Investors need not look very far to find out why newspaper company share prices have plummeted in recent years. While Mark Cuban may read four newspapers a day, the majority of Americans don’t even read one. A recent study by the Pew Research Center for People and the Press found that only 40 percent of Americans read a newspaper on a daily basis. Among those under age 30, only 24 percent do so.

Daily newspaper readership did not fall off a cliff overnight, however. In the mid-1960s, a Gallup poll found that more than 70 percent of all Americans read a newspaper each day. By the mid-1990s, that number had dipped to just below 50 percent, according to the Pew study. But the speed at which daily newspaper readership has declined has clearly accelerated in recent years. To help combat this, the Newspaper Association of America recently launched a $50 million public image campaign.

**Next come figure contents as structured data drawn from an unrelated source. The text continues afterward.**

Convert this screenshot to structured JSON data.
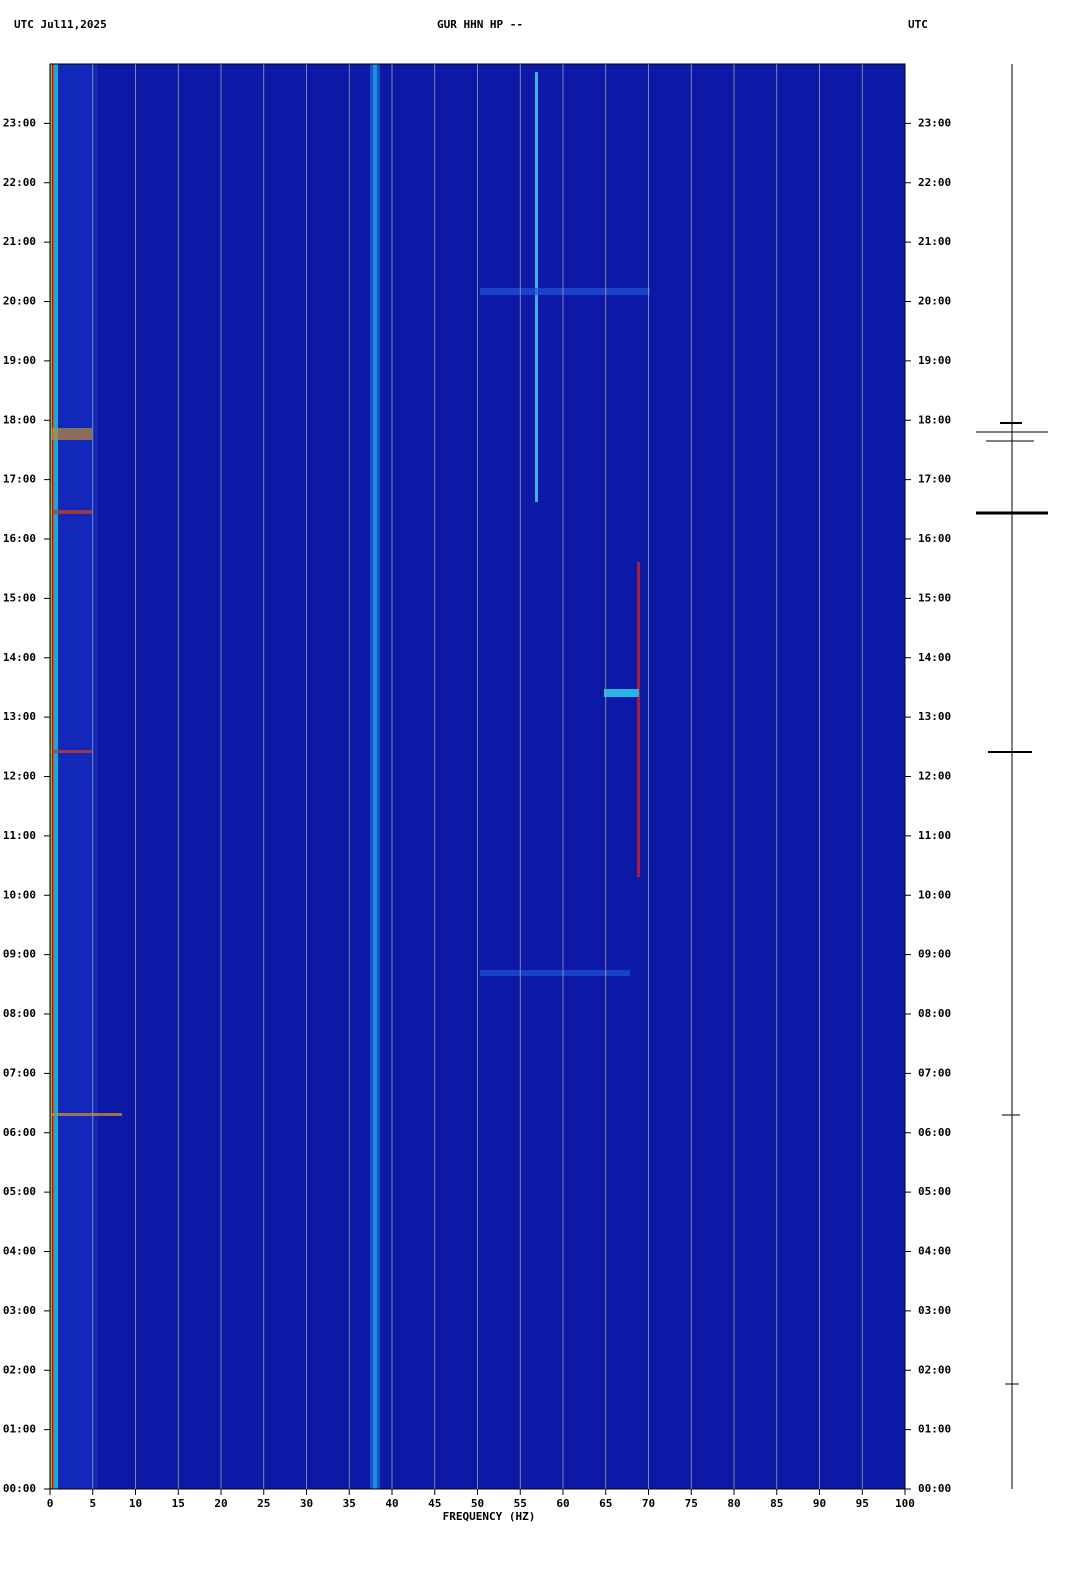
{
  "chart_data": {
    "type": "spectrogram",
    "title": "GUR HHN HP --",
    "date_label": "UTC  Jul11,2025",
    "right_label": "UTC",
    "xlabel": "FREQUENCY (HZ)",
    "xlim": [
      0,
      100
    ],
    "xticks": [
      0,
      5,
      10,
      15,
      20,
      25,
      30,
      35,
      40,
      45,
      50,
      55,
      60,
      65,
      70,
      75,
      80,
      85,
      90,
      95,
      100
    ],
    "ylim": [
      0,
      24
    ],
    "yticks": [
      {
        "value": 0,
        "label": "00:00"
      },
      {
        "value": 1,
        "label": "01:00"
      },
      {
        "value": 2,
        "label": "02:00"
      },
      {
        "value": 3,
        "label": "03:00"
      },
      {
        "value": 4,
        "label": "04:00"
      },
      {
        "value": 5,
        "label": "05:00"
      },
      {
        "value": 6,
        "label": "06:00"
      },
      {
        "value": 7,
        "label": "07:00"
      },
      {
        "value": 8,
        "label": "08:00"
      },
      {
        "value": 9,
        "label": "09:00"
      },
      {
        "value": 10,
        "label": "10:00"
      },
      {
        "value": 11,
        "label": "11:00"
      },
      {
        "value": 12,
        "label": "12:00"
      },
      {
        "value": 13,
        "label": "13:00"
      },
      {
        "value": 14,
        "label": "14:00"
      },
      {
        "value": 15,
        "label": "15:00"
      },
      {
        "value": 16,
        "label": "16:00"
      },
      {
        "value": 17,
        "label": "17:00"
      },
      {
        "value": 18,
        "label": "18:00"
      },
      {
        "value": 19,
        "label": "19:00"
      },
      {
        "value": 20,
        "label": "20:00"
      },
      {
        "value": 21,
        "label": "21:00"
      },
      {
        "value": 22,
        "label": "22:00"
      },
      {
        "value": 23,
        "label": "23:00"
      }
    ],
    "grid": true,
    "background_color": "#0c18a6",
    "grid_color": "#a0a0a0"
  }
}
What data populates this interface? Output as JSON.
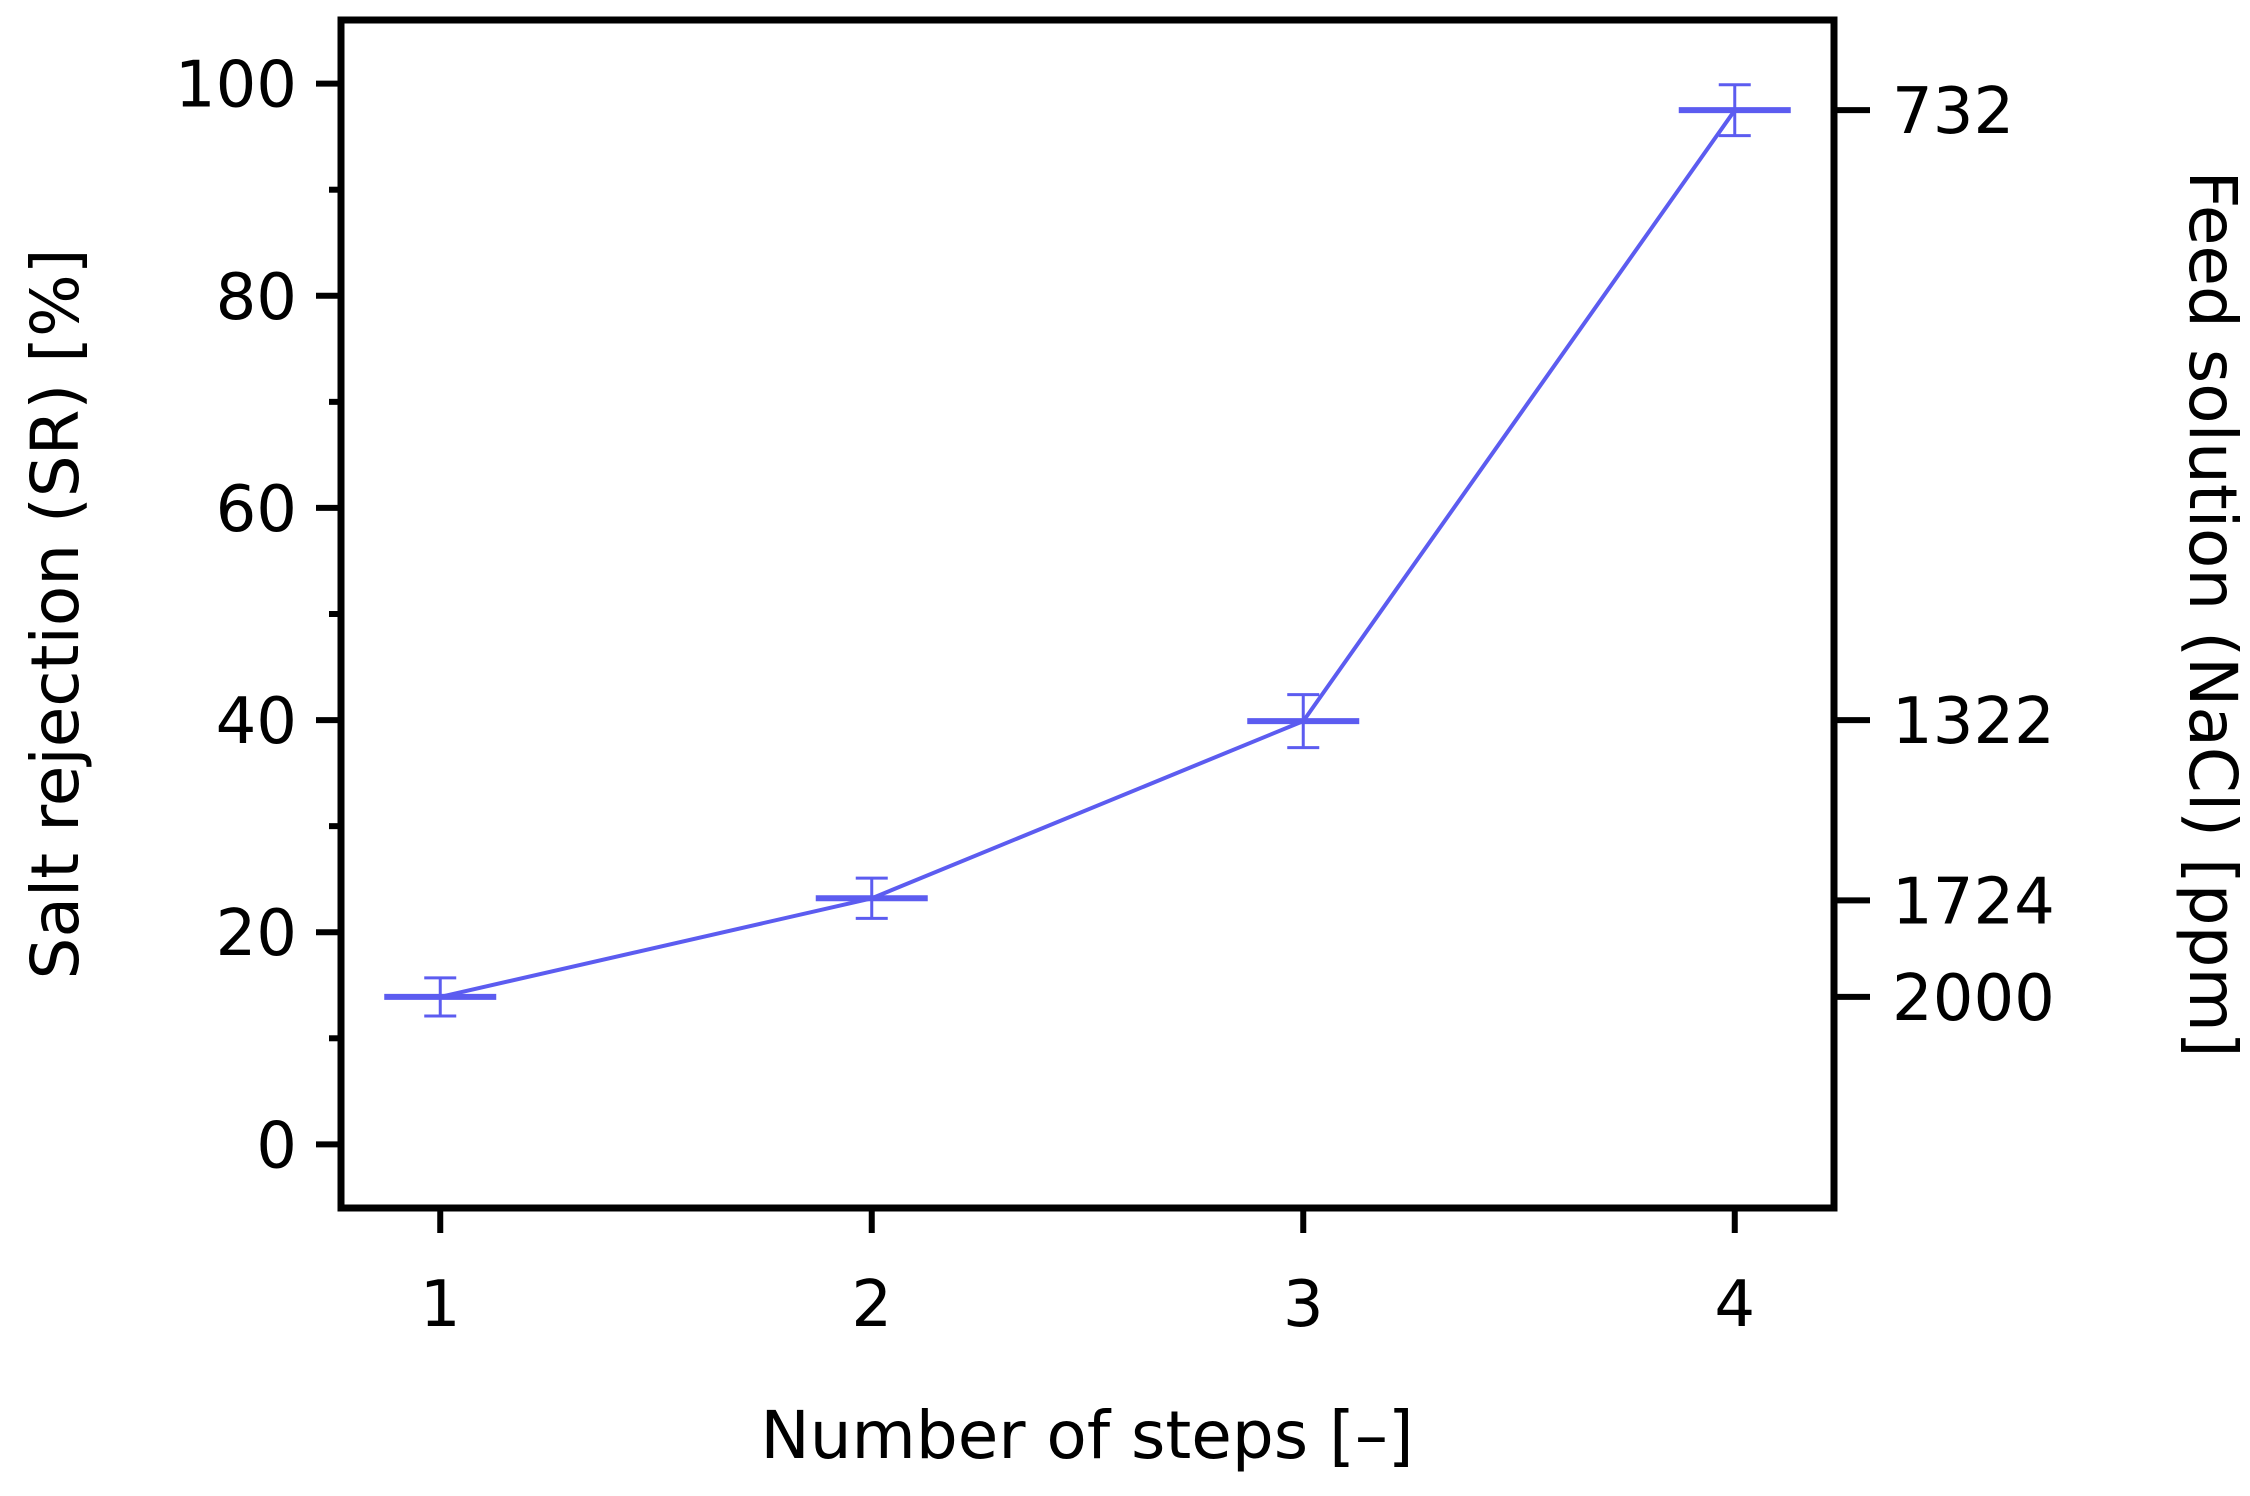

In many ways, the problem is a classic Catch-22: Declining readership and a migration to online sources forces papers to charge less for advertising, which causes them to reduce costs by cutting back on news coverage, which, in turn, leads to lower readership. Repeat. Adding to many newspaper companies’ woes has been a growing chorus of institutional investors unsatisfied with shrinking profit margins and declining stock prices. This vicious cycle prompted the dismantling of Knight-Ridder, the nation’s second largest newspaper chain, last year. This breakup caused a dominolike chain of mergers and acquisitions that saw about a dozen daily newspapers change hands over the past year.